Everett Hughes, who owns a house on Hart Street and another on the landmarked section of Decatur Street, said the importance of landmarking for him is that his homes, which he has restored to original details, maintain historic value and he is able to pass them down to his children.

“That’s why we need to have landmarking, so we can preserve the integrity of the neighborhood, we can have generational wealth, and we can pass our buildings down, not to our kids but to our grandkids.” He added that while there are rumors of insurance costs going up and property values going down with landmarking, that isn’t the truth.
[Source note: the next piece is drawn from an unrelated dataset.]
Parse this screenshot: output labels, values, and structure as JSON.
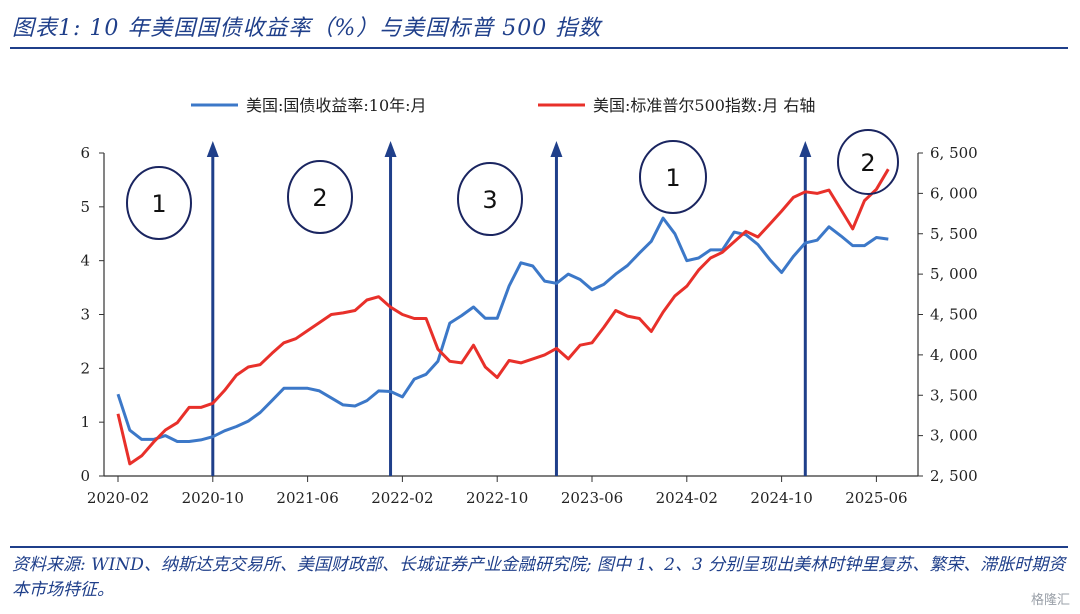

Residents of Willoughby Avenue gathered to re-create an historic photo on the block on Sunday.Photo by Anna Bradley-Smith

One mother said her daughter asked her to tell the commissioners that the blocks need to be protected because they’re like Sesame Street, and one woman who grew up on the block reminisced how the bass player for Jimi Hendrix had done so too.

Willoughby Avenue resident Lauren Cawdrey said her house had been built in 1875. “Just to put that in context, that predates modern marvels like the automobile, lightbulbs, and even the Brooklyn Bridge. The fact that these brownstones are not only surviving, but thriving is a testament to their structural integrity, their classic beauty, and the nurturing of custodians who are lucky enough to inhabit them.”
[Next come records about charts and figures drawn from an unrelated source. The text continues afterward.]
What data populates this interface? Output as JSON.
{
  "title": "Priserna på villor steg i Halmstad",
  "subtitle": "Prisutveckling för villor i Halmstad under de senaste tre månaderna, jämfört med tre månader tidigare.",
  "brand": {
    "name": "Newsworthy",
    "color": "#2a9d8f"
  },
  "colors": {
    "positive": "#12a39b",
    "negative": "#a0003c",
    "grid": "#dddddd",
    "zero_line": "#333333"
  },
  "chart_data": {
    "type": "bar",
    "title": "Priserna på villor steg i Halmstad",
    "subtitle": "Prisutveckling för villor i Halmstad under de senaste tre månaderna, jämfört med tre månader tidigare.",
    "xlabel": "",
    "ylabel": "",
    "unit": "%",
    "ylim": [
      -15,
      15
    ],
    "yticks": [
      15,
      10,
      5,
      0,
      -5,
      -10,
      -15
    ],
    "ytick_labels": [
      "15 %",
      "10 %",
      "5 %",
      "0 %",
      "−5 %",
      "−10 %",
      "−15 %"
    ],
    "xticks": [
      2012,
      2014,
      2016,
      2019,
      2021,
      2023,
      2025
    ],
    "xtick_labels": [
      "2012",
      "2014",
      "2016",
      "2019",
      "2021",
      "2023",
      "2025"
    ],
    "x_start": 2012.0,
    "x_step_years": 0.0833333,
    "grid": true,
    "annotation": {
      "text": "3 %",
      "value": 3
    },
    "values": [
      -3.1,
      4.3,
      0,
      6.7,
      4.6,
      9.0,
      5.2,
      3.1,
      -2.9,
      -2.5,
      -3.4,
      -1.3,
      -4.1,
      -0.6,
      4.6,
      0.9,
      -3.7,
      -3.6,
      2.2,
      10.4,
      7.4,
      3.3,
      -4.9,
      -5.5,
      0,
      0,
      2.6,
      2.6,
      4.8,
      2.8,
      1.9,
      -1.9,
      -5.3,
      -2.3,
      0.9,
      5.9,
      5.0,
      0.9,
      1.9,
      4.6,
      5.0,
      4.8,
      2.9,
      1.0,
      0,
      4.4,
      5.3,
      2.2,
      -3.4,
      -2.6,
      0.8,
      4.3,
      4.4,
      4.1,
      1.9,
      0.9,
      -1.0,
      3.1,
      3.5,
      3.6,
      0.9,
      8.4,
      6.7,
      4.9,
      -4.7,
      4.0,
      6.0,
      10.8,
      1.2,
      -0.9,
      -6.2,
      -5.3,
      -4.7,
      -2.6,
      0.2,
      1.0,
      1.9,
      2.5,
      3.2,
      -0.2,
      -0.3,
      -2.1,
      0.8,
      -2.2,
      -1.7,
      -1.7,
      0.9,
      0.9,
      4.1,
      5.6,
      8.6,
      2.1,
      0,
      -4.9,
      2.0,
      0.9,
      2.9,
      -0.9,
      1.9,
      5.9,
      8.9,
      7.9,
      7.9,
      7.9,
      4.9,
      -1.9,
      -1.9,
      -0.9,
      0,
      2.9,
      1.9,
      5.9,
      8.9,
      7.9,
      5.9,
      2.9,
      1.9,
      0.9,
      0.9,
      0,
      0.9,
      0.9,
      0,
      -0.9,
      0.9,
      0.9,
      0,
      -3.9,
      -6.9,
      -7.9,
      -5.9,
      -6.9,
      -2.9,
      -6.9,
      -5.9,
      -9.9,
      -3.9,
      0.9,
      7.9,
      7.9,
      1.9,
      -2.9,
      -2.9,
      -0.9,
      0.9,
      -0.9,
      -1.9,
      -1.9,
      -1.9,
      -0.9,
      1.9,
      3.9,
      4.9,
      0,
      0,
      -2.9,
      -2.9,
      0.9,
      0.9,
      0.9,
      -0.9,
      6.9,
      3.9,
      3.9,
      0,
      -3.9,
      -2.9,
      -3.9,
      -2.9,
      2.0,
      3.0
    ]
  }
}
Save Harlem Now Executive Director Claudette Brady, a longtime resident of Bed-Stuy and Crown Heights who has been instrumental in landmarking other parts of Bed-Stuy and Crown Heights, said the blocks in question are the only two in the area of northern Bed-Stuy that have maintained their original architectural integrity. “The designation of Willoughby-Hart Historic District is not about pushing one group out of the neighborhood. It’s about most importantly completing a process that started 32 years ago and upholding the tenets of LPC’s equity framework,” she said.

Meanwhile, architectural historian Suzanne Spellen, a former resident of Bed-Stuy and Crown Heights who has helped landmark the latter and writes a column for Brownstoner, said the lots contain “quintessential Brooklyn brownstones” that maintain a unique sense of place that is “part and parcel of landmark status.”

She added that the area was initially inhabited by German immigrants, and later, under government-backed redlining, newly emigrated Russian Jews and Black people. “These blocks could have gone the way of far too many others, with rundown houses, burnt-out shells, and empty lots. They could have been razed for housing projects. But they remained intact thanks to the predominantly African American homeowners who purchased them and cherished them as the culmination of the American dream of home ownership.”

In regards to the historic architecture, Historic Districts Council Executive Director Frampton Tolbert called the blocks an “especially cohesive and highly intact streetscape of late 19th century Neo-Grec, Second Empire, and Romanesque Revival row houses that create a unique sense of place.”

LPC Chair Sarah Carroll closed the public hearing, thanking the community for testifying and saying the commission would now schedule a vote on whether to designate the proposed Willoughby-Hart Historic District.

This story first appeared on Brooklyn Paper’s sister site Brownstoner.